The Google Books team and a group of researchers from Harvard published a paper in Science, Quantitative Analysis of Culture Using Millions of Digitized Books. The abstract:
We constructed a corpus of digitized texts containing about 4% of all books ever printed. Analysis of this corpus enables us to investigate cultural trends quantitatively. We survey the vast terrain of “culturomics”, focusing on linguistic and cultural phenomena that were reflected in the English language between 1800 and 2000. We show how this approach can provide insights about fields as diverse as lexicography, the evolution of grammar, collective memory, the adoption of technology, the pursuit of fame, censorship, and historical epidemiology. “Culturomics” extends the boundaries of rigorous quantitative inquiry to a wide array of new phenomena spanning the social sciences and the humanities.
Here is an over-the-top article about it from the Guardian; here is a more restrained article from PC Magazine.

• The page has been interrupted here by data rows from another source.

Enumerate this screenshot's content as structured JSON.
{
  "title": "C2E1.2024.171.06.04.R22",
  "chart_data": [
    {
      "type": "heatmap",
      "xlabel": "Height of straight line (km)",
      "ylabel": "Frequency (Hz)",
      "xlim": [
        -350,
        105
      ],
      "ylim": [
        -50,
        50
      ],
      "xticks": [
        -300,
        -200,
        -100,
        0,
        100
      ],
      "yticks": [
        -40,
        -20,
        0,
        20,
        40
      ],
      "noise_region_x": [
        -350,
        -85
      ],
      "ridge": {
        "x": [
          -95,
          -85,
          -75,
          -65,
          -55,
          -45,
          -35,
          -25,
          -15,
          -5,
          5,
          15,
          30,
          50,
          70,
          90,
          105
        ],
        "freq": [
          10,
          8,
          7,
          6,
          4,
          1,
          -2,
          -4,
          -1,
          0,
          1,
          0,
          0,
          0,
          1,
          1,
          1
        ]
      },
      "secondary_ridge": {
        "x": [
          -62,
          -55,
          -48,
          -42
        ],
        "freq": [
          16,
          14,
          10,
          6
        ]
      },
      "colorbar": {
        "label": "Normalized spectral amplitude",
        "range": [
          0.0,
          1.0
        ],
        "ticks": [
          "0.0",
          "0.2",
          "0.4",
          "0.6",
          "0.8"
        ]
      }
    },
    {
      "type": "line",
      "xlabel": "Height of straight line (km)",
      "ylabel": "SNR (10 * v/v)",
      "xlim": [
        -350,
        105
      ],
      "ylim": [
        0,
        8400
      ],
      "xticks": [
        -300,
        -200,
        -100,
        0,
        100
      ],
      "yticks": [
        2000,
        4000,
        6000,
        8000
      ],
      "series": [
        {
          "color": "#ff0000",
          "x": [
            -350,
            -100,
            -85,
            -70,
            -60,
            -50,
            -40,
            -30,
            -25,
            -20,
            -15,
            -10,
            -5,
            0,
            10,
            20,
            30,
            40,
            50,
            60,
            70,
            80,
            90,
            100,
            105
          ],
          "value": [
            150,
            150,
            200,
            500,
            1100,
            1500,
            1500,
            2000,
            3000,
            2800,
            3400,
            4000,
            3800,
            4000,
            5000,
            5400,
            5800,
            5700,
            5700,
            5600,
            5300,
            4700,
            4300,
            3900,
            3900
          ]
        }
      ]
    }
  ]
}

And here is something rather more interesting: a tool to see trends in word use over time in the Google Books corpus. Just put in a term or terms, and you can see how the frequency with which they’re used changes over the years.
UPDATE: The New York Times has a well-written story on the paper and tool.
UPDATE: Geoffrey Nunberg has a typically long and thoughtful essay on the paper and tool in the Chronicle of Higher Education.